To my considerable surprise, Biden seems to have internalized some of these lessons. Immediately after taking office, he set up a new system requiring White House approval for any strikes outside of active war zones (and later published Trump's loose rules that enabled so many civilian massacres). Now that the occupation of Afghanistan is over, that requirement applies almost everywhere, and it appears Biden is extremely reluctant to grant approval. Where Trump oversaw more than 1,600 air and artillery strikes in Iraq and Syria during his first 11 months in office, Airwars reports just four during Biden's term so far. Strikes in Somalia fell from roughly 75 last year to fewer than 10 this year, with no civilian casualties. And in Yemen, the annual total dropped from about 18 to maybe four, with fewer than 10 casualties of any kind. (Precise figures are unclear because some strikes are classified.)

That's a major shift — and this is probably the first you've heard of it.
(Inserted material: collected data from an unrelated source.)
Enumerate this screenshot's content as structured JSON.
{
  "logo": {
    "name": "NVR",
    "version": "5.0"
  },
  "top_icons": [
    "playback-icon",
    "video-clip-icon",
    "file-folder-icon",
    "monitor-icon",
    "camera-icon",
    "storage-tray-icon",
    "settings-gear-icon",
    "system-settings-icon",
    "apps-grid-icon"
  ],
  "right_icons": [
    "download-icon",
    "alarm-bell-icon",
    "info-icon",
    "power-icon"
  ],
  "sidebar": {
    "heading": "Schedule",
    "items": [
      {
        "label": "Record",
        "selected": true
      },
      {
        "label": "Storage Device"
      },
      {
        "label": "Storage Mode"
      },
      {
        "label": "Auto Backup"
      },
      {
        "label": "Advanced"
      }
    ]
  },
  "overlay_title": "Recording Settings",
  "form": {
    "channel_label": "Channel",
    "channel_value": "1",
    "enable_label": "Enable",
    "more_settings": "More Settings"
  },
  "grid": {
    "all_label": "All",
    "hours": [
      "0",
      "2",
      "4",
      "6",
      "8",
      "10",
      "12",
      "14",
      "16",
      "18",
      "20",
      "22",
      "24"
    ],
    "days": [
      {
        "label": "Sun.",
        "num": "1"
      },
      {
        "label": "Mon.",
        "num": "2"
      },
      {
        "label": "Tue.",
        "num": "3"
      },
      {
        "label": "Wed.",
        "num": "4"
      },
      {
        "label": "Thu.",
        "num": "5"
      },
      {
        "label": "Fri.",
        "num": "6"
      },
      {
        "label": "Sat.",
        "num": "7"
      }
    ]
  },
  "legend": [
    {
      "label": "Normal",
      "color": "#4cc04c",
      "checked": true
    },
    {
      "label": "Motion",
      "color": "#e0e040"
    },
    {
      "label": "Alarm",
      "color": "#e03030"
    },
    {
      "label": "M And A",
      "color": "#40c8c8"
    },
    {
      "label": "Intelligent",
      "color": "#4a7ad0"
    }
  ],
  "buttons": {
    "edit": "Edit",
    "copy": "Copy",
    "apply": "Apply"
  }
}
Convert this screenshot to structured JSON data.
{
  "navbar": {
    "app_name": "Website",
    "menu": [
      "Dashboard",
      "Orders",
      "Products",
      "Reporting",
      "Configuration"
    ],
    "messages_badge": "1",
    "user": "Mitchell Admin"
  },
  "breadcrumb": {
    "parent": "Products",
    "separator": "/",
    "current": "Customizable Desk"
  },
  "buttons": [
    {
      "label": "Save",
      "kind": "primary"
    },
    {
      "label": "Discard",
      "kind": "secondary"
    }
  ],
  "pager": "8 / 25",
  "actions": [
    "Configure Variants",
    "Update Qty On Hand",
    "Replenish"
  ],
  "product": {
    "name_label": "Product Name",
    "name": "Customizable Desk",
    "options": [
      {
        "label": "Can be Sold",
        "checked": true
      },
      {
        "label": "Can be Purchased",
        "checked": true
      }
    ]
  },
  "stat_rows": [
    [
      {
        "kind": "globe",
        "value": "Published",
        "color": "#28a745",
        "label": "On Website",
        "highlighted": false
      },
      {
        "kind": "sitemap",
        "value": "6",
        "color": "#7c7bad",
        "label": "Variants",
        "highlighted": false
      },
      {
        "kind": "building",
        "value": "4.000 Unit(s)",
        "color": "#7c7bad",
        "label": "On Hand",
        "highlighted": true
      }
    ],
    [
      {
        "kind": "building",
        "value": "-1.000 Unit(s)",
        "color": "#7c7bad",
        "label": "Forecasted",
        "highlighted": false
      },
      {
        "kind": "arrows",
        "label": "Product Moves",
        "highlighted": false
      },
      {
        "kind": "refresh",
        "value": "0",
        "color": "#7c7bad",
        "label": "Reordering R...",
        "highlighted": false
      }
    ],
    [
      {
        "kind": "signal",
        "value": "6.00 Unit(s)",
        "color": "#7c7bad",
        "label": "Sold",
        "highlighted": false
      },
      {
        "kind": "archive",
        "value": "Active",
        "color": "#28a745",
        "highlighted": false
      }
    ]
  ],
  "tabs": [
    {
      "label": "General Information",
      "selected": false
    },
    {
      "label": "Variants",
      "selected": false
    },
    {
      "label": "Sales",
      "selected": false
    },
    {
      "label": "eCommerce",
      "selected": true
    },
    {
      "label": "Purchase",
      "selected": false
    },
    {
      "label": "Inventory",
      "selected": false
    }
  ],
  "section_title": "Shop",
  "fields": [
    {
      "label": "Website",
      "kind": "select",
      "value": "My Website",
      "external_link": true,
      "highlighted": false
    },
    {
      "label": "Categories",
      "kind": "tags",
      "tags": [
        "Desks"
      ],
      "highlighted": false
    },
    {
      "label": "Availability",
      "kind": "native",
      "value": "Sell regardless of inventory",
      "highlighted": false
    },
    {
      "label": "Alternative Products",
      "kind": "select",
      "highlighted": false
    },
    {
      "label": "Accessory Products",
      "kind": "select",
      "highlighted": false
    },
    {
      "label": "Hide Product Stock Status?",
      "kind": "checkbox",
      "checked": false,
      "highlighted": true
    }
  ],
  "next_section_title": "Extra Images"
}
It's not hard to guess why most of the media isn't paying attention to the near-ending of a longstanding and highly controversial policy: U.S. foreign affairs are often treated as little more than a backdrop for narcissistic psychodrama where actions are judged according to how much they make warmongers feel big and strong. Airstrikes are generally out of sight and therefore out of mind, and death robots terrorizing little kids don't play well on cable news.

But the quiet from Biden and his foreign policy staff is more mysterious. Maybe they're wary of sparking another media backlash, as happened with the exit from Afghanistan, or maybe the fear is Republicans accusing Biden of being weak on terrorism.

Whatever the reason, this silence is a mistake. The war on terror has been a gigantic blunder from the beginning. It has wasted more than $6 trillion and turned half a subcontinent into a smoldering ruin. Trump made a great deal of political hay out of loudly promising that he would be the one to stop the stupid wars and take care of the American people instead of playing world police. Biden actually curtailed the American war machine and deserves to reap the political benefits.

Risk of backlash is all the more reason to lean into the achievement. Trump proved that if a president is stubborn, repetitive, and boastful enough, he can do a great deal to sway public opinion, especially among his loyal partisans. And here we have a policy that isn't some Trumpian dishonest exaggeration — it's a real achievement.

This drastic reduction in airstrikes, like Biden's withdrawal from Afghanistan, was genuinely politically courageous and morally correct (though both fell short of a full imperial rollback). Some well-earned bragging is in order.